5. Keygen untuk memperoleh kombinasi PIN sampai puluhan ribu
kombinasi.
Komisi Penyelenggara dan Pengawas
Model ini membasiskan diri pada penggunaan teknologi
sehingga komisi penyelenggara perlu dilatih secara teknis untuk mempermudahnya.
Pelatihan itu mencakup:
1. Mencetak Kertas Suara dengan nomor seri tertentu
menggunakan fitur Maillings pada Word/ Exel.
2. Membuat PIN dengan sebanyak jumlah mahasiswa.

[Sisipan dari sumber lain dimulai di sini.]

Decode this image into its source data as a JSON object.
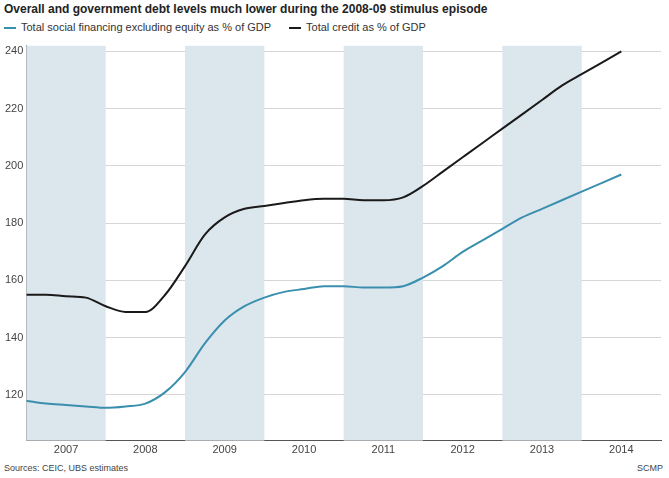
{
  "chart_data": {
    "type": "line",
    "title": "Overall and government debt levels much lower during the 2008-09 stimulus episode",
    "source": "Sources: CEIC, UBS estimates",
    "credit": "SCMP",
    "x": [
      2006.5,
      2006.75,
      2007,
      2007.25,
      2007.5,
      2007.75,
      2008,
      2008.25,
      2008.5,
      2008.75,
      2009,
      2009.25,
      2009.5,
      2009.75,
      2010,
      2010.25,
      2010.5,
      2010.75,
      2011,
      2011.25,
      2011.5,
      2011.75,
      2012,
      2012.25,
      2012.5,
      2012.75,
      2013,
      2013.25,
      2013.5,
      2013.75,
      2014
    ],
    "series": [
      {
        "name": "Total social financing excluding equity as % of GDP",
        "color": "#3a8fae",
        "values": [
          118,
          117,
          116.5,
          116,
          115.5,
          116,
          117,
          121,
          128,
          138,
          146,
          151,
          154,
          156,
          157,
          158,
          158,
          157.5,
          157.5,
          158,
          161,
          165,
          170,
          174,
          178,
          182,
          185,
          188,
          191,
          194,
          197
        ]
      },
      {
        "name": "Total credit as % of GDP",
        "color": "#1a1a1a",
        "values": [
          155,
          155,
          154.5,
          154,
          151,
          149,
          149,
          155,
          165,
          176,
          182,
          185,
          186,
          187,
          188,
          188.5,
          188.5,
          188,
          188,
          189,
          193,
          198,
          203,
          208,
          213,
          218,
          223,
          228,
          232,
          236,
          240
        ]
      }
    ],
    "xlim": [
      2006.5,
      2014.5
    ],
    "xticks": [
      2007,
      2008,
      2009,
      2010,
      2011,
      2012,
      2013,
      2014
    ],
    "ylim": [
      104,
      242
    ],
    "yticks": [
      120,
      140,
      160,
      180,
      200,
      220,
      240
    ],
    "grid": "y",
    "legend": "top"
  }
}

PIN ini
bisa dibuat dengan memanfaatkan software keygen dari aplikasi apapun. (Saya
mencoba menggunakan keygen dari Corel 14 dengan PIN yang bisa dipecah menjadi 7
digit).
Lebih dari sekedar pelatihan teknis, kerawanan terletak pada
manipulasi data. Manipulasi data sangat mungkin dan mudah dilakukan hanya
dengan mengubah data input. Untuk itu, komisi penyelenggara harus menjalani
Sumpah Tugas berdasar agamanya masing-masing dengan Quran, Injil dan
seterusnya. Sumpah ini dapat dilakukan oleh Dosen Agama atau tokoh tertentu
yang dipandang mempunyai kualitas moral yang tinggi.
Sumpah ini diperlukan mengingat bahwa kecurangan selain pada
ranah pemilih yang diantisipasi melalui tinta, juga sangat mungkin terjadi
dalam komisi penyelenggara. Dengan Sumpah Tugas ini, saya kira akan mengurangi
kekhawatiran itu. Jika masih ada kecurangan di dalam komisi penyelenggara, tentu
sangat ironis mengingat mereka mahasiswa dan apa yang dikerjakannya tidak
menguntungkan secara material.
Di sisi lain, untuk mengurangi berbagai bentuk kecurangan
perlu dibentuk komisi pengawas yang bertugas mengawasi jalannya Pemira. Selain
itu, pengawas juga harus mengontrol/ mengawasi komisi penyelenggara khususnya
bagian pusat input data. Komisi pengawas ini bisa berasal dari perwakilan tim
sukses calon, UKM, HMJ, DLM atau BEM sebelumnya.
Seputar Masalah Teknis
Karena sangat teknis, saya akan susun dalam bentuk
tanya-jawab.
1. Bagaimana mencetak Kertas Suara yang mana memuat Nomor
Kertas Suara dan PIN yang berbeda semua? Mudah, gunakan fitur mailings pada
Word. Sebelumnya siapkan database Nomor Kertas Suara dan PIN pada laman Exel.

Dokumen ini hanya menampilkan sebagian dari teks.